Investigado por elo com PCC atuou em transação envolvendo família Toffoli
Silvano Gersztel, executivo da Reag, representou fundo da gestora na compra de parte da participação de irmãos do ministro no resort Tayayá
Um executivo da Reag Investimentos atuou na compra de parte da participação dos irmãos do ministro Dias Toffoli, do Supremo Tribunal Federal (STF), no resort Tayayá, diz o Estadão. Silvano Gersztel, que representou um fundo da gestora na transação, é investigado pela Polícia Federal por suspeita de lavagem de dinheiro ligada a empresários do setor de combustíveis associados ao PCC.
Gersztel foi sócio e executivo da Reag por nove anos e deixou os cargos de diretor-presidente e financeiro no início de janeiro, em meio a uma reestruturação após a aquisição da empresa pela Planner.
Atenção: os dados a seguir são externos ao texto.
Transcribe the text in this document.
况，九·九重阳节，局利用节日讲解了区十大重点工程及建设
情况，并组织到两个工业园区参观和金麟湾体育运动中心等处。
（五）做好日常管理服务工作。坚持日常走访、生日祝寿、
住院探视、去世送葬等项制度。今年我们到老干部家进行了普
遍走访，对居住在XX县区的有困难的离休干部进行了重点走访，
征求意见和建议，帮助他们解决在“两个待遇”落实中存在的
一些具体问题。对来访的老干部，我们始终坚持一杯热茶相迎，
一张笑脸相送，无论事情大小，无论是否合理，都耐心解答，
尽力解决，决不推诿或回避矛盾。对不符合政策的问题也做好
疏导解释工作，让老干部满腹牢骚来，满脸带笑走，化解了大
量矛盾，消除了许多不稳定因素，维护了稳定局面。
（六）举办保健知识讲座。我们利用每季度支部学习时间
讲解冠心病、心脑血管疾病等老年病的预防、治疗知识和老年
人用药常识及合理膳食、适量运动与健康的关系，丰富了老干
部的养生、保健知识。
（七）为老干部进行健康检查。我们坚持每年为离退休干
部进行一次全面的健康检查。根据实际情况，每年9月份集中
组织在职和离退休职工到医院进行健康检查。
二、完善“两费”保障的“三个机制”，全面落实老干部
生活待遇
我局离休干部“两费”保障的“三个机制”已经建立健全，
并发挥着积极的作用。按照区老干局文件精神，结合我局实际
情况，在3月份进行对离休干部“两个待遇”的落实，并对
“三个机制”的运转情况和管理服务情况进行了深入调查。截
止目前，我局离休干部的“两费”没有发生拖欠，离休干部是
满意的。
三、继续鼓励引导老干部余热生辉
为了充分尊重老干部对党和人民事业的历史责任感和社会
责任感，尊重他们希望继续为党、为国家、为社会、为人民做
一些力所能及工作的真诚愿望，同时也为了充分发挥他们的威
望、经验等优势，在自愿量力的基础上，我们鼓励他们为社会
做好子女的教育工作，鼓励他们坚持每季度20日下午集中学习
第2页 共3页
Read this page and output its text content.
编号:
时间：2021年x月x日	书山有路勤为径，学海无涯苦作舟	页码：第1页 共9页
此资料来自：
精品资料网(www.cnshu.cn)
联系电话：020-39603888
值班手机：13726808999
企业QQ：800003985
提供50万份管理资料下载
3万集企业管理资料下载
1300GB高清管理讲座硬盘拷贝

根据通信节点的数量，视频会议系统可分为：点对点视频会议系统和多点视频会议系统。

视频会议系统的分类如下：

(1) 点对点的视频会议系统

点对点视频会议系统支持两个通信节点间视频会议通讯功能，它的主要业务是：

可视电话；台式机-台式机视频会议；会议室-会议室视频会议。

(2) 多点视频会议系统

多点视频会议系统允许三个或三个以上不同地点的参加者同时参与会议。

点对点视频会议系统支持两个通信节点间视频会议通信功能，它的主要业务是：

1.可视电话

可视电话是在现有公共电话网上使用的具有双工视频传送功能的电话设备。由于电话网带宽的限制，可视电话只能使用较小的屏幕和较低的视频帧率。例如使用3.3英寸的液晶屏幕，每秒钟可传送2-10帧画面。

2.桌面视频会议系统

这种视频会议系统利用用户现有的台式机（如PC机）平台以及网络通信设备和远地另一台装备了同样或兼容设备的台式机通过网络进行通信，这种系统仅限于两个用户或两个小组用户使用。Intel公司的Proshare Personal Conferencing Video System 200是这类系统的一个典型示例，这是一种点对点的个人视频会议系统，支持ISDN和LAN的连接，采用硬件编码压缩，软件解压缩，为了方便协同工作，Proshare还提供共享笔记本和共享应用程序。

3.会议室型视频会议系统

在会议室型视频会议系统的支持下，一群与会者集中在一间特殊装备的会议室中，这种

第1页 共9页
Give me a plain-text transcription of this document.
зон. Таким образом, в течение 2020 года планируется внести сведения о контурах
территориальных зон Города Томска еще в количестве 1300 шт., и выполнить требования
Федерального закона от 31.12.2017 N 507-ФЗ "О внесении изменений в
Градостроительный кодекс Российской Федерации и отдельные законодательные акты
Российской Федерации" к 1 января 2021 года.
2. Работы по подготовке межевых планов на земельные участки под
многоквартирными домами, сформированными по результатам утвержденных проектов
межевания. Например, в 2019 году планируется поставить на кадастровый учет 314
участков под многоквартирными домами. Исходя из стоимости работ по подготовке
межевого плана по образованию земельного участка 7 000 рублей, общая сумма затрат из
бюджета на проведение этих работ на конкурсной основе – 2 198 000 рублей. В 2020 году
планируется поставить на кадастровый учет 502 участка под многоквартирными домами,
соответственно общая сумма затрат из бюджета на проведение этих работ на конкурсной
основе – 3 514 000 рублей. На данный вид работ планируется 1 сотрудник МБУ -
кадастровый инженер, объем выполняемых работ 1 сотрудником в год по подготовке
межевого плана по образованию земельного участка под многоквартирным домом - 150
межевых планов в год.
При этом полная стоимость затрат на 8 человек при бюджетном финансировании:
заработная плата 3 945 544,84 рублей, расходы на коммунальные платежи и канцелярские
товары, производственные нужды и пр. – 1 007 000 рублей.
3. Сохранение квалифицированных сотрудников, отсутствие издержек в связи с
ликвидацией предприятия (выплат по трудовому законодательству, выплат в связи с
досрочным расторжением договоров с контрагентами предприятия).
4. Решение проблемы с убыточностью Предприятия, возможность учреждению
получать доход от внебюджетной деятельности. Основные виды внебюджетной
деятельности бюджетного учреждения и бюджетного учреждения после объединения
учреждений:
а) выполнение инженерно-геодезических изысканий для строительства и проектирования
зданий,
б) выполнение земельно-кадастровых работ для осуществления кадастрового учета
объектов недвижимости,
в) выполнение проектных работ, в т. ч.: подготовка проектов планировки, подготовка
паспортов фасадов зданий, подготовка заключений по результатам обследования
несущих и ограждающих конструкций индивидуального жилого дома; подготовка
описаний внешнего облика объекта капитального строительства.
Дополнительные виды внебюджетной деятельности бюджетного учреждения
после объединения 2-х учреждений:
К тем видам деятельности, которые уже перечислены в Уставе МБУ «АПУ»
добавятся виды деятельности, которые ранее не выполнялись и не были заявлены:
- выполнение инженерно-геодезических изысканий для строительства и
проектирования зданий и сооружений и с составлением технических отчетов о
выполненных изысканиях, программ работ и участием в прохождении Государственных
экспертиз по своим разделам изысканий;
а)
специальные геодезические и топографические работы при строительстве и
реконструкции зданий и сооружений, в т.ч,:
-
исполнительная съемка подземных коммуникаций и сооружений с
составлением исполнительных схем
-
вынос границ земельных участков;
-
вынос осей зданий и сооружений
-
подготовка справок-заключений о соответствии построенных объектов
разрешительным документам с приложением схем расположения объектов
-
Ele era considerado o número dois da gestora durante o período em que a Reag chegou a administrar mais de R$ 340 bilhões e também foi alvo de investigações da Polícia Federal.
Os fundos de investimento Leal e Arleen, administrados pela Reag, foram usados para investir R$ 20 milhões no resort.
O fundo Arleen tornou-se sócio das empresas da família do ministro e, em setembro de 2021, comprou metade da participação avaliada em R$ 6,6 milhões pertencente aos irmãos José Eugênio e José Carlos Dias Toffoli.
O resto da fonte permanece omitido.